Suppose 3DR was giving away a FREE trip to Hawaii for attendees that voluntarily inquired about more information on 3DR products/services during the event. Obviously, 3DR could use the same Marketing Data collected by voluntary attendees that decided to scan their RFID wristbands. In this case, it would be wise for 3DR to know what the chance of each attendee category was in the table to be randomly selected. Here’s how 3DR can calculate this.

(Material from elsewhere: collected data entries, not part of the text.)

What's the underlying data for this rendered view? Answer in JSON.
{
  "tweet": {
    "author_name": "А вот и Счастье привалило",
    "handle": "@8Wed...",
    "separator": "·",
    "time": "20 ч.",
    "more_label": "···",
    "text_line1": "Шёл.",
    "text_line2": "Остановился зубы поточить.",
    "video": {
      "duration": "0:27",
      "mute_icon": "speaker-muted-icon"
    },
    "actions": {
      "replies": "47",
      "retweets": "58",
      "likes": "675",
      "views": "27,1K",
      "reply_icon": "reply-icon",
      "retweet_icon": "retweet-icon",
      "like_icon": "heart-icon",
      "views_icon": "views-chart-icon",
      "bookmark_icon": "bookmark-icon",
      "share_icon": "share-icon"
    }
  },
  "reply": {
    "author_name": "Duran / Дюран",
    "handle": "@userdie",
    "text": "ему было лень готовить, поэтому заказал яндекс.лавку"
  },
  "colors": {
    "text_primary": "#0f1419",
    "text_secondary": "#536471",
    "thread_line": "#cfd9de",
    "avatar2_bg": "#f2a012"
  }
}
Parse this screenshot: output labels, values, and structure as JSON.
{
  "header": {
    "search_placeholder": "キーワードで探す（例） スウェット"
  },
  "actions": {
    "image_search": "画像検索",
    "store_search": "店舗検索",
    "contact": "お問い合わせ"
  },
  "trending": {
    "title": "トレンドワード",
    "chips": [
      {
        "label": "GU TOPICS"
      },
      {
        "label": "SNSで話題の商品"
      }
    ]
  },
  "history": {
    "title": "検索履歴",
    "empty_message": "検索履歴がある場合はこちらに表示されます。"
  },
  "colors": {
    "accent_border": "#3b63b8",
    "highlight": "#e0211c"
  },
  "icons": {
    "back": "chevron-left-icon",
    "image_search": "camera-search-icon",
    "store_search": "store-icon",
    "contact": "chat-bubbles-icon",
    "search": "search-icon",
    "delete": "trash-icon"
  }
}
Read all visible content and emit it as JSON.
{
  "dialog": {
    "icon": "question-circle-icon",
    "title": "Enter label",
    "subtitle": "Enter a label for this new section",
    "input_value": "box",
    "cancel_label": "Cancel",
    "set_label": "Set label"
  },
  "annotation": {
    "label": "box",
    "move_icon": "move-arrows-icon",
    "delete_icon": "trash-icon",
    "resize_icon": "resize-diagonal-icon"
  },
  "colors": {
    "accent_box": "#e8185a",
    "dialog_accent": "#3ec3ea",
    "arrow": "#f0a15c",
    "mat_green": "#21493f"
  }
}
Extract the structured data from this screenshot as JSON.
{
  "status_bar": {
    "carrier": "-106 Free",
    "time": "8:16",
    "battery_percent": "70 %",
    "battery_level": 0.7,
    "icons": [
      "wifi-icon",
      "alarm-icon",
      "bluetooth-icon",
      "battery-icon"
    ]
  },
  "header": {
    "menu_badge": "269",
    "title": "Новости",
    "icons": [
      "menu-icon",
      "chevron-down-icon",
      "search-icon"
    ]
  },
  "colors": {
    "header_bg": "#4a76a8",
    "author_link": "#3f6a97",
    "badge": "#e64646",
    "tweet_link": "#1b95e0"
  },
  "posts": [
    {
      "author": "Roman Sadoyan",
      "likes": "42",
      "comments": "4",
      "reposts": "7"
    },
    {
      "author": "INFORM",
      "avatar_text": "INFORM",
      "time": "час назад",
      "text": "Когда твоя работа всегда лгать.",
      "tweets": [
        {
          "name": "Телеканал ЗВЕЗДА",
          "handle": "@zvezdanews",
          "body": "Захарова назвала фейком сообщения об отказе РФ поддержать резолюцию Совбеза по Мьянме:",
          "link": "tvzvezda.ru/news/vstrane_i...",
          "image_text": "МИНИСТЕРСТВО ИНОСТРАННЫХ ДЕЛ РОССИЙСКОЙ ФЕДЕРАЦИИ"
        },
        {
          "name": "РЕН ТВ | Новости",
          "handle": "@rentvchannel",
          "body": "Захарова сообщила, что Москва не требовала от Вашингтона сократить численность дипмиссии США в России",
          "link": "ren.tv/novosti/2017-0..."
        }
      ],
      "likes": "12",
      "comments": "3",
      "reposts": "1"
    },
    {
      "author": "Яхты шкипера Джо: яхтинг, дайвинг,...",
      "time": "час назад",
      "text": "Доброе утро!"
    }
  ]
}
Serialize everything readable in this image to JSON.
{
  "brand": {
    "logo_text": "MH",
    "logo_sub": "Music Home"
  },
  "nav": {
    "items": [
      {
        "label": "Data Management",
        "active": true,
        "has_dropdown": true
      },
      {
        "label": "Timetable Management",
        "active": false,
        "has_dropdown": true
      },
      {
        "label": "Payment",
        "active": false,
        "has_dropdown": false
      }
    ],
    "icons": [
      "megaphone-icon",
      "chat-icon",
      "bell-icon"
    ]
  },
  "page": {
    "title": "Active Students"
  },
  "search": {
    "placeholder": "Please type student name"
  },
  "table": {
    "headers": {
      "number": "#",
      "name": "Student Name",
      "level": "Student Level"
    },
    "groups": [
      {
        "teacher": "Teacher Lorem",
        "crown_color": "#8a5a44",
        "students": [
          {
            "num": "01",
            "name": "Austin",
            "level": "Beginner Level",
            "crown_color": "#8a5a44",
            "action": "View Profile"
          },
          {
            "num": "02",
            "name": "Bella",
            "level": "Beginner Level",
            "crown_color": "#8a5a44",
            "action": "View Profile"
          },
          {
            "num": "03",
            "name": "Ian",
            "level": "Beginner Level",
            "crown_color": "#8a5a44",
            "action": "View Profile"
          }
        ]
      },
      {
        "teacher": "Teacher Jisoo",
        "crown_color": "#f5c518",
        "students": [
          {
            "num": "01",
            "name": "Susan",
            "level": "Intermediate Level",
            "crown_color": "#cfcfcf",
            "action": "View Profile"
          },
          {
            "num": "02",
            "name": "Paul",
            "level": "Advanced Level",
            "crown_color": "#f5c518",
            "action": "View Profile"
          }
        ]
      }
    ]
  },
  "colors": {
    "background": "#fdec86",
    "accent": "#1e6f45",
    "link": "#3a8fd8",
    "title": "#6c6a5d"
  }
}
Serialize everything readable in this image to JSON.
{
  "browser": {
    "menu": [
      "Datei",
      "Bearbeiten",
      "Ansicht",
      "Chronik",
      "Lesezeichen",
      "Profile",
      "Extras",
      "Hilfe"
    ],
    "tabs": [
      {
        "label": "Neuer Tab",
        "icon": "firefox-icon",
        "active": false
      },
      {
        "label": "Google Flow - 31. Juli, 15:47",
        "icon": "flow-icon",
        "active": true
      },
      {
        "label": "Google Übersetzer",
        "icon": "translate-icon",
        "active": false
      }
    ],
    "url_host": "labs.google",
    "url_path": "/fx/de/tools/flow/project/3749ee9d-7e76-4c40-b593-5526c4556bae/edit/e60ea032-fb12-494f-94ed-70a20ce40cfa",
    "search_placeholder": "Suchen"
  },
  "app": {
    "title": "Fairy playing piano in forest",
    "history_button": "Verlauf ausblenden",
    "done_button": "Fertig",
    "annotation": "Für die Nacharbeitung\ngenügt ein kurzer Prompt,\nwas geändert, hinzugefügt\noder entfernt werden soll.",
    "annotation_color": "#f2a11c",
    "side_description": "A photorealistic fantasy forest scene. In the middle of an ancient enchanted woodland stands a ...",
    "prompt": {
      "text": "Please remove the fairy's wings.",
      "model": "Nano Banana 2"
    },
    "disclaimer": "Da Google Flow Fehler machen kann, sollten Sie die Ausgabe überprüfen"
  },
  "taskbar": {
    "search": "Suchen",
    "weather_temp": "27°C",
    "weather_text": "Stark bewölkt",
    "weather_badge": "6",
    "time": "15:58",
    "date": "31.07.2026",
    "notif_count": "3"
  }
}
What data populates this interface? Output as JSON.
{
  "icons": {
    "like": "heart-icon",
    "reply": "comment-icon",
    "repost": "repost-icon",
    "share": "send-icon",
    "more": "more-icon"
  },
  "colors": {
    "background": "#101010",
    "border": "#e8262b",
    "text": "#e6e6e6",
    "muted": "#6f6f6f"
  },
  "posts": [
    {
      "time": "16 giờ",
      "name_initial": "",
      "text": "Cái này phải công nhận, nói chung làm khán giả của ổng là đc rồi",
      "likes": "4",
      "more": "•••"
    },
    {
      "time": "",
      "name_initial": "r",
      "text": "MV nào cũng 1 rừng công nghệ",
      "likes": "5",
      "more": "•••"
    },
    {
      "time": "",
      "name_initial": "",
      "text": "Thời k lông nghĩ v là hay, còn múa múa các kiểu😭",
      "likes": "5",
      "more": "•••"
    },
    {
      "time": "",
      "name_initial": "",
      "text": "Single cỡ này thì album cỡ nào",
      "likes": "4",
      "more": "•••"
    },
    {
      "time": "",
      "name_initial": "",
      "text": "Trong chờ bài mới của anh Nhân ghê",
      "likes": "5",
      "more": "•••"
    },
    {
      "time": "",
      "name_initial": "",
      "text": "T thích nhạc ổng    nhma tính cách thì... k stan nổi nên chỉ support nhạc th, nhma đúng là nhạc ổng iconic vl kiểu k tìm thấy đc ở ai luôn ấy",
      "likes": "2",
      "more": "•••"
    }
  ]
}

Given the Executive Management category from the table, 3DR would use this statistical formula P(EM) = Total # Executive Management attendees/Total # attendees. For this, 3DR would take the total number of recorded Executive Management attendees (i.e. 230) and divide by total number of recorded attendees (i.e. 584); P(EM) = 230/584 = .393. As a result, the probability of selecting an attendee from the:
Executive Management category would be 39.3%,
Project Manager (P(PM) = 227/584 = .388 = 38.8%),
Engineering/Technical Lead (P(ETL) = 86/584 = .147 = 14.7%), and
Sales/Marketing (P(SM) = 41/584 = .070 = 7%).
By using the probability formula highlighted above, 3DR can show its attendees that the selected winners of the lottery were fair and that no bias was entered into the random selection process other than factual data collected via RFID wristbands.